The lenders group, also referred to as the stalking horse purchaser, calls itself Valencia Bidco LLC. A court hearing to approve the sale is scheduled for Sept. 7 in U.S. Bankruptcy Court for the District of Delaware.

But on Friday, the EPA—along with state environmental agencies in Indiana, Ohio and Utah—filed an objection to the proposed sale, calling it “a scheme to use bankruptcy law and credit bidding to evade compliance with environmental law, posing serious threats to public health and safety at several facilities being left behind across the country.”

The EPA said the plan fails to make provisions for future cleanup costs that could run as much as $137 million over the next century. The agency says Vertellus’ “wind-down budget”  includes a mere $450,000 for environmental compliance.

In a response filed Monday, Vertellus said it got the best deal it could during the sale process, noting that its investment banker contacted more than 100 potential acquirers.

Further, the company said the amounts set aside for environmental issues "are reasonable and appropriate given the historical monthly expenditures" on the properties in question.

And even if they prove inadequate, "casually ignored by the EPA is the fact that there is approximately $19.4 million of financial assistance in the form of letters of credit and a funded trust that is available to the EPA and state agencies to the extent the budgeted amount is insufficient," Vertellus said in its filing.

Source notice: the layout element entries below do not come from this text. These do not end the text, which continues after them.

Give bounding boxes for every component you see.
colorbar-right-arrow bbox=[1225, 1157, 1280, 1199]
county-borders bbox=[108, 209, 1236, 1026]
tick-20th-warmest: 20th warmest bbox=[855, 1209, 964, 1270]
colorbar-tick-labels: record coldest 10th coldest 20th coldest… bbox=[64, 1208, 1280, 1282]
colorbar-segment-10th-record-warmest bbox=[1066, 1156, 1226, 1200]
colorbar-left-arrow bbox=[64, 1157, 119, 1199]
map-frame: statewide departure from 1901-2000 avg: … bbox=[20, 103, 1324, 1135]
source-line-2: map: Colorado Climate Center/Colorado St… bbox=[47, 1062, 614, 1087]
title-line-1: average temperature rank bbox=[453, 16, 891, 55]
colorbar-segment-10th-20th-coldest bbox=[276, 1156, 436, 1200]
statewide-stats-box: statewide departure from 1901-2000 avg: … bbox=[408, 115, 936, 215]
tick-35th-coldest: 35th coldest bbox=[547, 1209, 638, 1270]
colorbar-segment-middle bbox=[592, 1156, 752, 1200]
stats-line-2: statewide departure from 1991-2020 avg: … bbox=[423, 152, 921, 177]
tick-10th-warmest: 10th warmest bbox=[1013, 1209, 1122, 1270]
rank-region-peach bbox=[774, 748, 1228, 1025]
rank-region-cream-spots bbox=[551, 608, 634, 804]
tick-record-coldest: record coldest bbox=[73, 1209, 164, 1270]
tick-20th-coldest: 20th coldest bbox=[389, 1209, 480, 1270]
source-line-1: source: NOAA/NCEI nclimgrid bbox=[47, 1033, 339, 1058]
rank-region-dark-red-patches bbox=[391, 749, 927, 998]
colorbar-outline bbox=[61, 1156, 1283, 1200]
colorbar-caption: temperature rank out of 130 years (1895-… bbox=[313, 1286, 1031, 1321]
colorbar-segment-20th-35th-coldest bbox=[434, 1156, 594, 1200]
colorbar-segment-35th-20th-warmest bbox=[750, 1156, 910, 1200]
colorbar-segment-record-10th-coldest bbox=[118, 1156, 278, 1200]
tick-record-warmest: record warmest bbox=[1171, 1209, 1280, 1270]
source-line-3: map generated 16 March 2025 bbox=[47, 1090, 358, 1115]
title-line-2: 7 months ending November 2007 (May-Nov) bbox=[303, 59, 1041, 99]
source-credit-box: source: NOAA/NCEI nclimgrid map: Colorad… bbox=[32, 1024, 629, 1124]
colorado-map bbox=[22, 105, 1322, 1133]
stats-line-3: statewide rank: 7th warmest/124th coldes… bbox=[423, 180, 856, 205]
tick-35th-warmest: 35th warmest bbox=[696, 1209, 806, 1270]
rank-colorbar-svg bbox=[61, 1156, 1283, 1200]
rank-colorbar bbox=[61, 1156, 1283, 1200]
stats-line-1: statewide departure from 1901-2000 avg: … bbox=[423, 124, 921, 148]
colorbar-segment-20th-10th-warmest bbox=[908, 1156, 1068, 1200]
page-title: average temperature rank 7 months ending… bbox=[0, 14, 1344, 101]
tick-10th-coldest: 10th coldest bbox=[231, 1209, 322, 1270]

The properties at issue include two Indianapolis locations: a 120-acre site at 1500 S. Tibbs Ave. that is classified as Superfund site because of soil and groundwater contamination; and a 4- to 5-acre site at 737 Miley Avenue near the White River. Other sites named in court documents are in Provo, Utah; Cleveland and Dover, Ohio; St. Louis Park, Minnesota; and Fairmont, West Virginia.

In court papers, a consultant for the EPA estimated that over the next century, the Tibbs Avenue property would ring up environmental costs of $24.3 million. She estimated environmental costs over that span for the Miley Avenue property would total $10.7 million.

The six properties together would require $65 million in cleanup over the next 30 years and $137 million over the next 100, the EPA said in court filings.

The EPA said some of the six named sites were excluded from the proposed sale agreement, and that the pact includes “sweeping language” that relieves the purchaser of “any and all liability for practically all of [the] debtors’ past actions, including all environmental liabilities.”

The EPA also notes that because the proposed sale is in the form of a credit bid, it will not generate any actual cash that could be used for environmental cleanup.

In its response, filed Monday, Vertellus said "the debtors believe that the sale of the purchased assets as a going concern exceeds any value the debtors’ estates would receive if the debtors were to liquidate their assets piecemeal."

Vertellus also said that the EPA’s claims are general unsecured claims, which according to bankruptcy law have a lower priority than secured claims.

“The EPA’s argument that the debtors do not have sufficient cash to continue to comply with their environmental obligations after the closing of the sale is essentially a plan objection and is, therefore, inappropriate at this time,” Vertellus said in its filing.

Vertellus produces specialty chemicals for a variety of uses, including agriculture, nutritional, pharmaceutical, medical and personal care. Its owner is Wind Point Partners, a Chicago-based private equity firm.

Vertellus’ largest facility is its South Tibbs Avenue plant, which employs about 240 workers. The company also has operations elsewhere in the United States as well as Europe and Asia.

The company has cited slowing demand for two of its products—pyridine and picoline—and an increase in production from Chinese competitors as reasons for its financial troubles.

Pyridine is used in herbicides, insecticides, vitamin B3 and even Head & Shoulders shampoo. Picoline is used in agricultural chemicals.